Even though the pandemic has shifted our plans, our Older Adult Cancer Coalition is still dancing, walking, and eating delicious meals while we prevent cancer in our community.
We are celebrating our fifth year of working to lower the risk of cancer in our community. In 2017 the Urban League of Portland received a grant from Oregon Health and Science University’s Knight Cancer Institute that allowed the Urban League to reach out to the community and provide information and activities on how community members could fight cancer. African Americans are at greater risk than other race/ethnicities of being diagnosed and dying of cancer. This and other health disparities facing African Americans meant that efforts needed to be made to circumvent such disparities. The Urban League of Portland formed the Older Adult Cancer Coalition and worked to educate our communities about Breast, Lung, Prostate and Colorectal cancers. The effort proved to be successful as community members not only showed a better understanding of the aforementioned cancers, but they also began taking more interest in improving their individual health by participating in healthy cooking classes.
The success of this program lead the Urban League secure another grant in 2019 to continue our efforts. This time around the Older Adult Cancer Coalition expanded the activities and educational sessions while focusing our efforts specifically on colorectal cancer. The healthy cooking classes would continue at the Urban League Senior Center to provide participants with nutritious and delicious recipes that contained cancer fighting ingredients. Movement based classes such as tai-chi, dancing, Zumba, and walking groups were incorporated to help community members make healthier life choices.
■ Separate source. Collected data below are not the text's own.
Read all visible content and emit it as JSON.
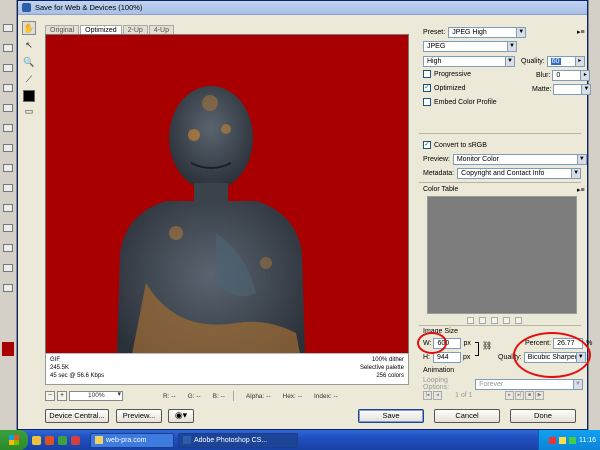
{
  "dialog": {
    "title": "Save for Web & Devices (100%)"
  },
  "tabs": [
    "Original",
    "Optimized",
    "2-Up",
    "4-Up"
  ],
  "preview": {
    "info_left": [
      "GIF",
      "245.5K",
      "45 sec @ 56.6 Kbps"
    ],
    "info_right": [
      "100% dither",
      "Selective palette",
      "256 colors"
    ]
  },
  "status": {
    "zoom": "100%",
    "r": "R: --",
    "g": "G: --",
    "b": "B: --",
    "alpha": "Alpha: --",
    "hex": "Hex: --",
    "index": "Index: --"
  },
  "buttons": {
    "device_central": "Device Central...",
    "preview": "Preview...",
    "save": "Save",
    "cancel": "Cancel",
    "done": "Done"
  },
  "settings": {
    "preset_label": "Preset:",
    "preset": "JPEG High",
    "format": "JPEG",
    "compression": "High",
    "quality_label": "Quality:",
    "quality": "60",
    "progressive": "Progressive",
    "blur_label": "Blur:",
    "blur": "0",
    "optimized": "Optimized",
    "matte_label": "Matte:",
    "matte": "",
    "embed_profile": "Embed Color Profile",
    "convert_srgb": "Convert to sRGB",
    "preview_label": "Preview:",
    "preview_mode": "Monitor Color",
    "metadata_label": "Metadata:",
    "metadata": "Copyright and Contact Info",
    "color_table": "Color Table"
  },
  "image_size": {
    "heading": "Image Size",
    "w_label": "W:",
    "w": "600",
    "h_label": "H:",
    "h": "944",
    "unit": "px",
    "percent_label": "Percent:",
    "percent": "26.77",
    "percent_unit": "%",
    "quality_label": "Quality:",
    "quality": "Bicubic Sharper"
  },
  "animation": {
    "heading": "Animation",
    "looping_label": "Looping Options:",
    "looping": "Forever",
    "frame": "1 of 1"
  },
  "taskbar": {
    "tasks": [
      "web-pra.com",
      "Adobe Photoshop CS..."
    ],
    "clock": "11:16"
  },
  "colors": {
    "matte_red": "#a80000",
    "highlight_oval": "#e01010"
  }
}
Educational sessions were planned to educate community members so that they could be more informed and make good decisions in regard to their health.
Then… the pandemic hit.
Along much of the United States, COVID-19 shut down the Urban League of Portland’s offices and centers and operations had to be modified to adapt to this pandemic that had drastically changed so many lives. The Older Adult Cancer Coalition was faced with the daunting task of trying to accomplish the goals that had been set forth in this new situation that was full of uncertainty. Thus, alternative measures were taken.
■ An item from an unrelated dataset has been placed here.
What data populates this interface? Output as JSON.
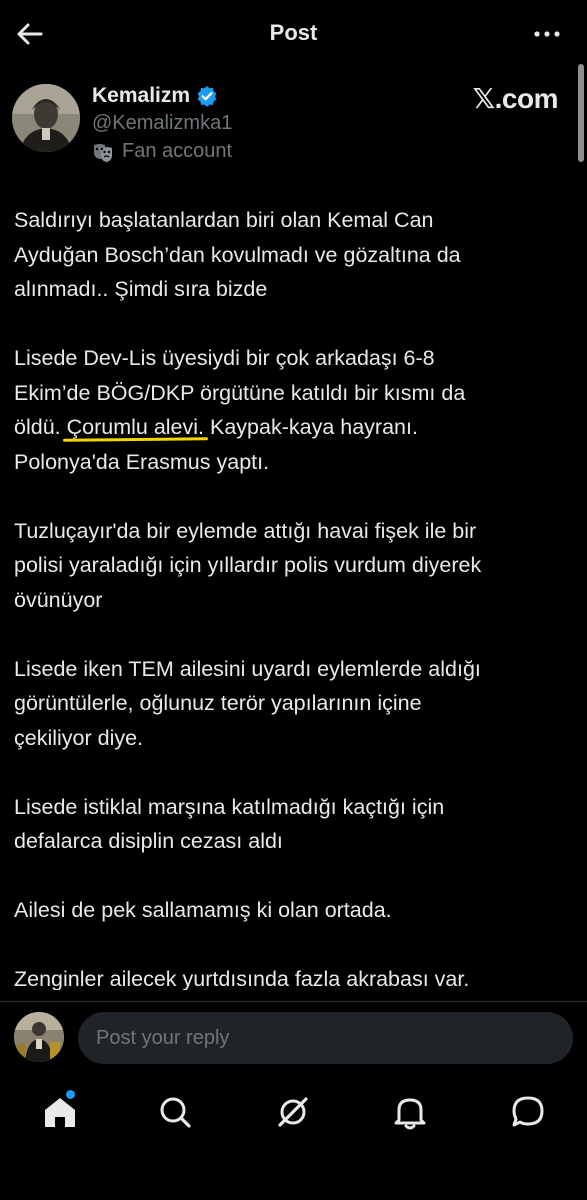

To adhere to social distancing regulations, Zumba was done virtually. The cooking classes were done in homes instead of at our Senior Center. Recipes and ingredients were delivered to participants who would then send pictures of the results.
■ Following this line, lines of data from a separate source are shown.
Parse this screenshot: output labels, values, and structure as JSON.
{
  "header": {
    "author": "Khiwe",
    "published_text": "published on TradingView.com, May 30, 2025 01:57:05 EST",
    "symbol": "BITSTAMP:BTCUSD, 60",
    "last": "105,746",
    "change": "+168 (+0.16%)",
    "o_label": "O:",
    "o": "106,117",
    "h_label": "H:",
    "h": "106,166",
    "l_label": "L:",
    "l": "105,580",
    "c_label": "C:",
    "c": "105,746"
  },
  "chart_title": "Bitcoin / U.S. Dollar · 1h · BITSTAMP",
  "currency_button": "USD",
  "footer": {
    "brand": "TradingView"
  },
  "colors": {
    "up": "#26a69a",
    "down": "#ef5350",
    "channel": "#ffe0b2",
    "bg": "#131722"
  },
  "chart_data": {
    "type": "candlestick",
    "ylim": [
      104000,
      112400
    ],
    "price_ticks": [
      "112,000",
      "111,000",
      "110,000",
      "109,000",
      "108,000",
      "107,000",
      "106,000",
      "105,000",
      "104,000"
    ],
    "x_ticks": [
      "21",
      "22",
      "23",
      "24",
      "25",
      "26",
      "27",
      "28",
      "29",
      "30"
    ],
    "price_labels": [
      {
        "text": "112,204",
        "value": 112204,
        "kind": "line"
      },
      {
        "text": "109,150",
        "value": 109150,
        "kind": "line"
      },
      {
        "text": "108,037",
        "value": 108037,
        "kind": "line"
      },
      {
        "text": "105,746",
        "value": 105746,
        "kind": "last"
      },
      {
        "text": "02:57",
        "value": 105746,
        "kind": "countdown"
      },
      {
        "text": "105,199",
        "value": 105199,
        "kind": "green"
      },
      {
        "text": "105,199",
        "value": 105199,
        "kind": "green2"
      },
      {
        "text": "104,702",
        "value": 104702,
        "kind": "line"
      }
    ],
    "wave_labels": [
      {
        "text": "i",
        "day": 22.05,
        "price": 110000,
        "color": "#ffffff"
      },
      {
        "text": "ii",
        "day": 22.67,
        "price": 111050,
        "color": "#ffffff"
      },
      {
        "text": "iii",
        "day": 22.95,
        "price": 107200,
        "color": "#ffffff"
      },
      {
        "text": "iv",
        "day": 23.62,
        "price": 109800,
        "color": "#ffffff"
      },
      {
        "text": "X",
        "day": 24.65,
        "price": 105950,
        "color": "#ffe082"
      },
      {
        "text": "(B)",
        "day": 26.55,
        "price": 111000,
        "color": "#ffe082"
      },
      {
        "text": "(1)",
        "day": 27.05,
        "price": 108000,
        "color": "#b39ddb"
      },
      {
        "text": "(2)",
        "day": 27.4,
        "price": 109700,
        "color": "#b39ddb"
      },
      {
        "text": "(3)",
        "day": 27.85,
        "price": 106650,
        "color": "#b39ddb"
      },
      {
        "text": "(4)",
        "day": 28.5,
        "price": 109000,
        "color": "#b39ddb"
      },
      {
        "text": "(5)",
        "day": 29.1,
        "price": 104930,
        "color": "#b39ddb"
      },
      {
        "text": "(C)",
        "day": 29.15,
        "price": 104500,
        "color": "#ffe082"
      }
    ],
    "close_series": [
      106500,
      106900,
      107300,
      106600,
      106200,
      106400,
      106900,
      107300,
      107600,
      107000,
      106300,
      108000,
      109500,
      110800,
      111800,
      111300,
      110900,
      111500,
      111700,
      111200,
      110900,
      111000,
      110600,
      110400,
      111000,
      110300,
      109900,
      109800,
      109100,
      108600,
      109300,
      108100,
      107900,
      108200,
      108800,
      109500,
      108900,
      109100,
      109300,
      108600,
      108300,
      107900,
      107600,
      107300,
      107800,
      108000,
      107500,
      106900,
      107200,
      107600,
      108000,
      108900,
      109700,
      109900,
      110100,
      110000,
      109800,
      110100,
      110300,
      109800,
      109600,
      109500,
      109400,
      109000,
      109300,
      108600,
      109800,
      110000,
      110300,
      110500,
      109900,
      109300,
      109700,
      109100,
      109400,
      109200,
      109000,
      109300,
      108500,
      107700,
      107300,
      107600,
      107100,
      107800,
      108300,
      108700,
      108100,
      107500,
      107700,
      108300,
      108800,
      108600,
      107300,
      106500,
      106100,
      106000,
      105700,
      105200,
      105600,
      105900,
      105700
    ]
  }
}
Tai-Chai and Dancing were held with a limit on the amount of how many could participate in each class and walking groups were held in malls during the cold weather. Each movement class was held outdoors when the weather allowed. Information about colorectal cancer was regularly provided to participants via The Urban Link, our paper newsletter delivered to our seniors.
While the challenges we experienced during this project was not what was expected, the Older Adult Cancer Coalition is proud of the effort to encourage and inspire community members to take charge of their personal health. Many of the participants continue to prepare healthy meals that contain cancer fighting ingredients and participants requested that many of the activities continue after the project was finished. The OACC team adapted well to the circumstances they were faced with and will continue to provide activities and information to community members in our campaign to conquer cancer.